NEW YORK (GenomeWeb News) – The three-dimensional structure of DNA can provide new clues about which regions of the genome are functional and evolutionarily conserved, according to a paper appearing in Science Express today.
A team of researchers from Boston University, the National Center for Biotechnology Information, and the National Human Genome Research Institute developed an algorithm for analyzing and comparing a DNA molecule's three-dimensional structure based on data from chemical experiments. By comparing DNA structure between species and looking at how phenotype-related SNPs alter structure, the team linked structure with function.
Their results suggest that some 12 percent of bases in the human genome are under evolutionary constraint — twice as many as predicted by sequence alone.
"This new approach is an exciting advance that will speed our efforts to identify functional elements in the genome, which is one of the major challenges facing genomic researchers today," NHGRI Scientific Director Eric Green, who was not involved in the study, said in a statement. "Coupled with continued innovation in DNA sequencing, this topography-informed approach will expand our ongoing efforts to use genomic information to improve human health."
Predicting the structure of a DNA molecule based on sequence is tricky, since similar DNA sequences can have different three-dimensional structures while different sequences can have comparable structures.
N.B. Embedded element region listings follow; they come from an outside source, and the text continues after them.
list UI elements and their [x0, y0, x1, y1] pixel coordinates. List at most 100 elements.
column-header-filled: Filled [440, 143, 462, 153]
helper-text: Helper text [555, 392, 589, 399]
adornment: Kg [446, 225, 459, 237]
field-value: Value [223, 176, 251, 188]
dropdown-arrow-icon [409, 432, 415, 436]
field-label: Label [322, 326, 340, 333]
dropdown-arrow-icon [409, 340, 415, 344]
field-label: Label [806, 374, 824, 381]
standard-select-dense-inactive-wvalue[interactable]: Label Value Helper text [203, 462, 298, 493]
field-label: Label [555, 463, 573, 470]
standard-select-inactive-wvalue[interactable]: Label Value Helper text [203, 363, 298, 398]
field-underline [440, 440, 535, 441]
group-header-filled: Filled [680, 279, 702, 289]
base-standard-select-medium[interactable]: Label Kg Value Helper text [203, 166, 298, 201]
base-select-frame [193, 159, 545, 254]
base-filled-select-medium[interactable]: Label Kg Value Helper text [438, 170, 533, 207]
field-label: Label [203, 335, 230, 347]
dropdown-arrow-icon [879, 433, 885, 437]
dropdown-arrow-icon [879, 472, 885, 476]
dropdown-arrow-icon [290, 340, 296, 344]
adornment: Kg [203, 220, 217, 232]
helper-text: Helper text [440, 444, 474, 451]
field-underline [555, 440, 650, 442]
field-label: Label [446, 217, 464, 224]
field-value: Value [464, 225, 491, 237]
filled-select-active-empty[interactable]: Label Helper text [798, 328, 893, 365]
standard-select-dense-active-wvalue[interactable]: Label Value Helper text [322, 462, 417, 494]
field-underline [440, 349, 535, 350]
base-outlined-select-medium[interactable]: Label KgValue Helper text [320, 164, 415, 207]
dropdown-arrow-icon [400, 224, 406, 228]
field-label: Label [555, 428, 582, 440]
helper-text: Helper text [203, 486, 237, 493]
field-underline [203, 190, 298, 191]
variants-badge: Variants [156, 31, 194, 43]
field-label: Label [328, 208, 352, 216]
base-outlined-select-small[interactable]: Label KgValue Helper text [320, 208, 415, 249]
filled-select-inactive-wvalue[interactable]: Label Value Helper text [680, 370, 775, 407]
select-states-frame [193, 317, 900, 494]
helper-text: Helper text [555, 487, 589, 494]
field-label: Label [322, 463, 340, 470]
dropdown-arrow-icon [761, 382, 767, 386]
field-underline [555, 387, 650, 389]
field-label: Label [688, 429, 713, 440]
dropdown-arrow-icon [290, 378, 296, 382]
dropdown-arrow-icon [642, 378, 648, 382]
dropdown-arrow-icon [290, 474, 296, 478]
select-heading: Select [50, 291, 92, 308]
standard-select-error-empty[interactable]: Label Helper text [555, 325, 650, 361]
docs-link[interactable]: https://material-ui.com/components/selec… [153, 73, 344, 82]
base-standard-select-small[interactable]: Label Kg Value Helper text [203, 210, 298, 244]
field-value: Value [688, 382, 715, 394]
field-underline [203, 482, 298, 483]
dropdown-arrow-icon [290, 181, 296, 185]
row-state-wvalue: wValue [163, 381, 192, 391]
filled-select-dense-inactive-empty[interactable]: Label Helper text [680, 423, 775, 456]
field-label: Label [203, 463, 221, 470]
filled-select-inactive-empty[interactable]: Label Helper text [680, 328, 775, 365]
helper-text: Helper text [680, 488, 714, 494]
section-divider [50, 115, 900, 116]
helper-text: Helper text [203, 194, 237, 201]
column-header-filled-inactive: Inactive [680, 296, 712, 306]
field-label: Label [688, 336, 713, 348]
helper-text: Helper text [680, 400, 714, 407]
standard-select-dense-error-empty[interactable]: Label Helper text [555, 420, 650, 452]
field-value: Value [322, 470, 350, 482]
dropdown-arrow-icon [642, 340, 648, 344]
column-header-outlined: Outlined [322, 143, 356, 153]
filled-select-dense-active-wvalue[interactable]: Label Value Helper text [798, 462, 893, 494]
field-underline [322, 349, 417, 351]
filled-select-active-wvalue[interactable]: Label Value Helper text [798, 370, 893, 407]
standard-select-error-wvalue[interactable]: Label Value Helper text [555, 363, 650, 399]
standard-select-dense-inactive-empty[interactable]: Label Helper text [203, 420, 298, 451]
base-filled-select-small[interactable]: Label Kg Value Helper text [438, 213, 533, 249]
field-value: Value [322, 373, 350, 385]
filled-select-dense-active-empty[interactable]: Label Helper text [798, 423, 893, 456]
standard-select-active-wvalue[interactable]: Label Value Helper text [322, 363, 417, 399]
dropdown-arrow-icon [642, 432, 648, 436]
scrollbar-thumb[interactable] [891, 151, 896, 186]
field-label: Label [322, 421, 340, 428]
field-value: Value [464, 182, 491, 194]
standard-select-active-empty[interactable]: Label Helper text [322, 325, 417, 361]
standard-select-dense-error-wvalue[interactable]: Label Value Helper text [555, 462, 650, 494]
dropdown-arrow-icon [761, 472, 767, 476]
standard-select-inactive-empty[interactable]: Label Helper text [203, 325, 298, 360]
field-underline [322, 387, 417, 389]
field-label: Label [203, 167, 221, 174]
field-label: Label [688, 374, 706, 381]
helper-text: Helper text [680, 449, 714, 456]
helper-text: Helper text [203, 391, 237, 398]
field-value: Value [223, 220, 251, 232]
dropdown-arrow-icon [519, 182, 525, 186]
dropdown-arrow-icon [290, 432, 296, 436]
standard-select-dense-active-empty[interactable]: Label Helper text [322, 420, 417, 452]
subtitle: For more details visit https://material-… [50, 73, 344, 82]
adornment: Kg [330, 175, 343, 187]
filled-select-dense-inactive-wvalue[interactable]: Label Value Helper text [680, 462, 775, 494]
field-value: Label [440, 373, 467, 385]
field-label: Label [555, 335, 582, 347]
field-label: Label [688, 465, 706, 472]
For this study, the researchers developed an algorithm based on three-dimensional structures deciphered from the hydroxyl radical cleavage pattern of DNA. Since hydroxyl radicals are extremely reactive free radicals, they can pluck hydrogen from DNA and use it to create water, cutting the DNA backbone in the process, co-senior author Thomas Tullius, a Boston University chemist, told GenomeWeb Daily News.
Looking at the cleavage patterns indicates which parts of the DNA backbone are solvent accessible, revealing the three-dimensional shape of the DNA.
The researchers had the chance to map DNA structure across large swaths of the genome using data from the Encyclopedia of DNA Elements, or ENCODE, project — a public research consortium spearheaded and funded by NHGRI to identify functional elements in the human genome.
To bring together information on DNA structure and sequence and compare structural profiles between and within species, Tullius and his colleagues developed a computer program called Chai. The algorithm is somewhat analogous to the binomial conservation, or binCons, algorithm, the team noted, though binCons evaluates only primary nucleotide sequence data rather than looking at structural patterns in the genome.
Tullius credits Boston University bioinformatics graduate student Stephen Parker with coming up with the new algorithm, which he said can be used to generate a picture of the structural profile for the whole genome.
"We brought together two diverse fields to think about this problem in a new way," co-senior author Elliott Margulies, an investigator at the National Human Genome Research Institute's Genome Technology Branch, said in a statement. "It took the combined expertise of a DNA chemist and computational biologist to figure out that this chemical technique could advance our understanding of comparative genomics."
When the researchers ran Chai and binCons on ENCODE pilot project regions — evaluating 30 million bases of DNA from three dozen different species — they found that Chai consistently identified more evolutionarily constrained bases then the sequence-based binCons algorithm.
Their results suggest that 12 percent of the bases in the human genome are subject to evolutionary constraint — up from the six percent identified by sequence data alone.
By examining DNase I hyper-sensitive sites and predicted enhancer regions, the team looked at how many of the regions identified by each algorithm contained functional elements. Again, Chai seemed to pull out functional sequences that binCons missed.
"Focusing our analysis on regions identified only by Chai and not by binCons (Chai-only regions) resulted in a statistically significant overrepresentation of non-coding functional sequences ... in the Chai-only regions and a statistically significant under-representation of coding regions," the authors explained.
And when the team used Chai and binCons to assess a dozen genome regions expected to contain enhancers, they found that seven of the regions could be identified by both the Chai and binCons algorithms. But five were only detected by Chai.
Consistent with the notion that DNA structure in non-coding regions can alter biological function, the researchers found dramatic structural differences between high- and low- affinity binding sites for the mammalian transcription factor Zif268 and the archaeal transcription regulator Ss-LrpB.
Next, the researchers looked at whether phenotype-related SNPs in non-coding regions also altered DNA structure. Indeed, when they evaluated 734 SNPs in non-coding regions of the human genome that were linked to phenotypes in the Phenotypes for ENCODE, or PhenCode, database, the team found that phenotype-related SNPs tended to produce larger structural changes in the genome than neutral variations.
In the future, Tullius said he would like to see this approach extended to look at the entire human genome — building on the one percent or so of the genome they've evaluated so far. He is also interested in learning more about the link between DNA structure and phenotype and/or disease.
In addition, Tullius emphasized, the findings suggest researchers need to shift away from thinking of DNA as just a sequence of letters, since taking a three-dimensional view of the molecule provides new functional and evolutionary information.